Годы шли, и вполне естественно, что мысли об уходящей молодости не давали покоя девушкам. По тем временам для них был единственный выход устроить свою жизнь - заму­жество. Но в глухой деревне, почти без знакомых, запертые на Заводе скупым дедом, не желавшим тратить денег на "ба­рышень", как он их называл, сестры имели мало шансов сде­лать подходящую партию. Письма их к брату в 1832 году пол­ны тоски и девических страданий. Им больно, обидно ви­деть равнодушие семьи, в которой "каждый думает о себе".

А между тем в Петербурге происходили важные для Гон­чаровых события. Афанасий Николаевич отправился туда с намерением просить у царя субсидии для поправления сво­их дел на Заводах или разрешения на продажу майоратного имения. Однако его намерениям оказал сопротивление на­следник майората старший внук Дмитрий, служивший тогда в Петербурге.

Пушкины, несомненно, были в курсе всех петербургских дел деда, который часто посещал их. Так, в его записной книжке за 1832 год значатся такие расходы: "Февраля 23 - Наташе Пушкиной купил 32 фу разного варенья по 1 за фу - 32 р.... Мая 22 - Наташе на зубок положил 500... Июня 9 Ми­те на крестины к Пушкиной дал 100..."

В ожидании окончания дела Афанасий Николаевич с юношеским рвением развлекался в столице. Между тем он был уже серьезно болен. В его записных книжках то и дело мелькают расходы на докторов и лекарства. Получив отказ на свои прошения, старик слег и 8 сентября 1832 года скон­чался. Внуки перевезли его тело на Полотняный Завод и по­хоронили в семейном склепе.

Начались длительные хлопоты в Москве и Калуге по утверждению опеки над душевнобольным отцом Николаем Афанасьевичем и о передаче управления майоратом стар­шему сыну, Дмитрию Николаевичу. Наталья Ивановна вре­менно поселилась на Заводе в качестве, по ее словам, "эко­номки", чтобы наблюдать за предприятиями и хозяйством в отсутствие сына.

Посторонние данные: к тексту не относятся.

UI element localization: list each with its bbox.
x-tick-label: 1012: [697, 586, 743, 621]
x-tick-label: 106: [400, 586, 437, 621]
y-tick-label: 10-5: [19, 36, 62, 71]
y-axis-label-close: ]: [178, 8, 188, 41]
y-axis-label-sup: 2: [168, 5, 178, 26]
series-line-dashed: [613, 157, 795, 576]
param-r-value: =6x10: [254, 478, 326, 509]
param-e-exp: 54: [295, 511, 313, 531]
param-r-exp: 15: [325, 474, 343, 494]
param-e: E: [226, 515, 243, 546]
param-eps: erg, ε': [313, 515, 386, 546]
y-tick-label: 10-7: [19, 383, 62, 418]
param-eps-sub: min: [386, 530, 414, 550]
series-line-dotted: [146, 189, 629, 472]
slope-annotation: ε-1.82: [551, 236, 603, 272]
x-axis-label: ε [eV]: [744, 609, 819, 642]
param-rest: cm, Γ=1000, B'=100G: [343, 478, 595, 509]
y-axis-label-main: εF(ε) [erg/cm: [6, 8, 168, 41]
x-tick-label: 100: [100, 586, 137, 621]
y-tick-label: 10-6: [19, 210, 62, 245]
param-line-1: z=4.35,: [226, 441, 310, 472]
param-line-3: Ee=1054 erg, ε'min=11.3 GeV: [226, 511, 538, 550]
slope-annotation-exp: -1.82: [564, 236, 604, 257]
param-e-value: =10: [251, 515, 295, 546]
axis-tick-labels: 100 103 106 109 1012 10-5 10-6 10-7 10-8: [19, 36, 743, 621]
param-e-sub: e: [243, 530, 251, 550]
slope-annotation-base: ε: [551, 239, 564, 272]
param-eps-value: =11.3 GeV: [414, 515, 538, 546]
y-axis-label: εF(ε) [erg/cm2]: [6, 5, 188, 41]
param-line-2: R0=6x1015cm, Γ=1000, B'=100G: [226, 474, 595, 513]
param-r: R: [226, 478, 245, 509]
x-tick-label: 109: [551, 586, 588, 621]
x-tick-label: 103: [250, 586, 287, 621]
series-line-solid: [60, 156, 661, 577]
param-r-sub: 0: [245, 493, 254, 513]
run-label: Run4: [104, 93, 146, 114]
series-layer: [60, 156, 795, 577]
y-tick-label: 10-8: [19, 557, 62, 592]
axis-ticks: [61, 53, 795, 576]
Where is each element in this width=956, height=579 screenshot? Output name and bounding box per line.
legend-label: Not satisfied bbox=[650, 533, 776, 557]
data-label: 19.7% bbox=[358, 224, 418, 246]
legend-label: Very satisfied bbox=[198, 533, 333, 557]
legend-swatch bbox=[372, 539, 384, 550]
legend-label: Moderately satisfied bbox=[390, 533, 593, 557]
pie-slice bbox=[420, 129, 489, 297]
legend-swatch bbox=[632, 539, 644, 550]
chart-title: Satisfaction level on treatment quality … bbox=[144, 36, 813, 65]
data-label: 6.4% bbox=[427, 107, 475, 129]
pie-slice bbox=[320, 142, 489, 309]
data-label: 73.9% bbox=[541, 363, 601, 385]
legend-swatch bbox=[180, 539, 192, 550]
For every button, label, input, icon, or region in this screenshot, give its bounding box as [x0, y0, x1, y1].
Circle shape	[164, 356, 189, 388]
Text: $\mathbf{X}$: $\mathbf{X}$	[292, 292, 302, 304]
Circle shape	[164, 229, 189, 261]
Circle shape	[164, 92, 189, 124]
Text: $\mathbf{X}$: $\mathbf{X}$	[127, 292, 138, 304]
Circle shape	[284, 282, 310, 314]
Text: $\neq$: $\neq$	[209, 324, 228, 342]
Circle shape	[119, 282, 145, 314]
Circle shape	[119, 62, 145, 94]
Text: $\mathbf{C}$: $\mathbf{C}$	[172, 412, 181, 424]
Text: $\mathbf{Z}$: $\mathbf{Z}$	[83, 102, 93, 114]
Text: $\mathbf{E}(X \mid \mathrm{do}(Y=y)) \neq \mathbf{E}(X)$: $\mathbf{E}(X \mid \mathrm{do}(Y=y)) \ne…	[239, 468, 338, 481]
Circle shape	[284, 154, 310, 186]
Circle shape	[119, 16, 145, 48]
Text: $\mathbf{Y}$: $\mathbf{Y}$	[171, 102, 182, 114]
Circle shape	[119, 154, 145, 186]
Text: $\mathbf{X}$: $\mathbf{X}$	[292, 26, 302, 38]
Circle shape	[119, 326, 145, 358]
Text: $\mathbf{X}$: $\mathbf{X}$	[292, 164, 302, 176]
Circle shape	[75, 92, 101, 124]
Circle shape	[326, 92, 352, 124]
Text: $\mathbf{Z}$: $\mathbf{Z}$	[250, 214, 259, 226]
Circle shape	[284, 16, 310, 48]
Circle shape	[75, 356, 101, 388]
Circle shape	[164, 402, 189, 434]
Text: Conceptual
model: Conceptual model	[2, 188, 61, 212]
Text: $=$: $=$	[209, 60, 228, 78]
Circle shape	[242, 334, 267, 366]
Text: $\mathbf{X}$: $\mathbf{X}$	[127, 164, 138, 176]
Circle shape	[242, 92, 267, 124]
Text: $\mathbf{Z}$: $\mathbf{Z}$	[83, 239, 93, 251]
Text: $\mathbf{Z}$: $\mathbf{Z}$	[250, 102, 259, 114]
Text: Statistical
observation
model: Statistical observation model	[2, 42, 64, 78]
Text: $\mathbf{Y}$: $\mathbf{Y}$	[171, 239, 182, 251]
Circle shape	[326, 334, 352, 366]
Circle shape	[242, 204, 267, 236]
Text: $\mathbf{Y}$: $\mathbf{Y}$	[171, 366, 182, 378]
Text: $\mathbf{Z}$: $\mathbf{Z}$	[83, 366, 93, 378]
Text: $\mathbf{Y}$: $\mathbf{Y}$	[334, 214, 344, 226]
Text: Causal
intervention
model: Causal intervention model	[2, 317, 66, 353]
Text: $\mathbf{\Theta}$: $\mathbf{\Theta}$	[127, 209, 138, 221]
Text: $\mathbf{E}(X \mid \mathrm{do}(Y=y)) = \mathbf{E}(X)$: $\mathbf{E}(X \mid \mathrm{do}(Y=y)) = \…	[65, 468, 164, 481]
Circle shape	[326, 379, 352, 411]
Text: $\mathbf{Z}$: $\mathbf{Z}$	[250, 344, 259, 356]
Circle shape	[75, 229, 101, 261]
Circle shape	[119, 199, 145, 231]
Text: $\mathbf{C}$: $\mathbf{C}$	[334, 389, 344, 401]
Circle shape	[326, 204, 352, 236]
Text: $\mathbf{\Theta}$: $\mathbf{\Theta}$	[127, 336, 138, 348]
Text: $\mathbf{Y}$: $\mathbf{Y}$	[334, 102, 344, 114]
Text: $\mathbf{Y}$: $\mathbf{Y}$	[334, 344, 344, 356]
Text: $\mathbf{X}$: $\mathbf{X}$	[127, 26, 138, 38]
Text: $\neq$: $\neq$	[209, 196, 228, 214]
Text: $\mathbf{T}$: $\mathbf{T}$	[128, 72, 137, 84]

Пушкин пишет около 3 октября 1832 года Наталье Нико­лаевне из Москвы: "Брат Дмитрий Николаевич здесь. Он в Калуге никакого не нашел акта, утверждающего болезнен­ное состояние отца, и приехал хлопотать о том сюда. С Натальей­ Ивановной они сошлись и помирились. Она не хо­чет входить в управление имением и во всем полагается на Дмитрия Николаевича. Отец поговаривает о духовной: на днях будет он освидетельствован гражданским губернато­ром. К тебе пришлют для подписания доверенность. Кате­рина Ивановна научит тебя, как со всем этим поступить".

В письме от 31 октября Наталья Николаевна сообщает брату, что доверенность эта ему послана.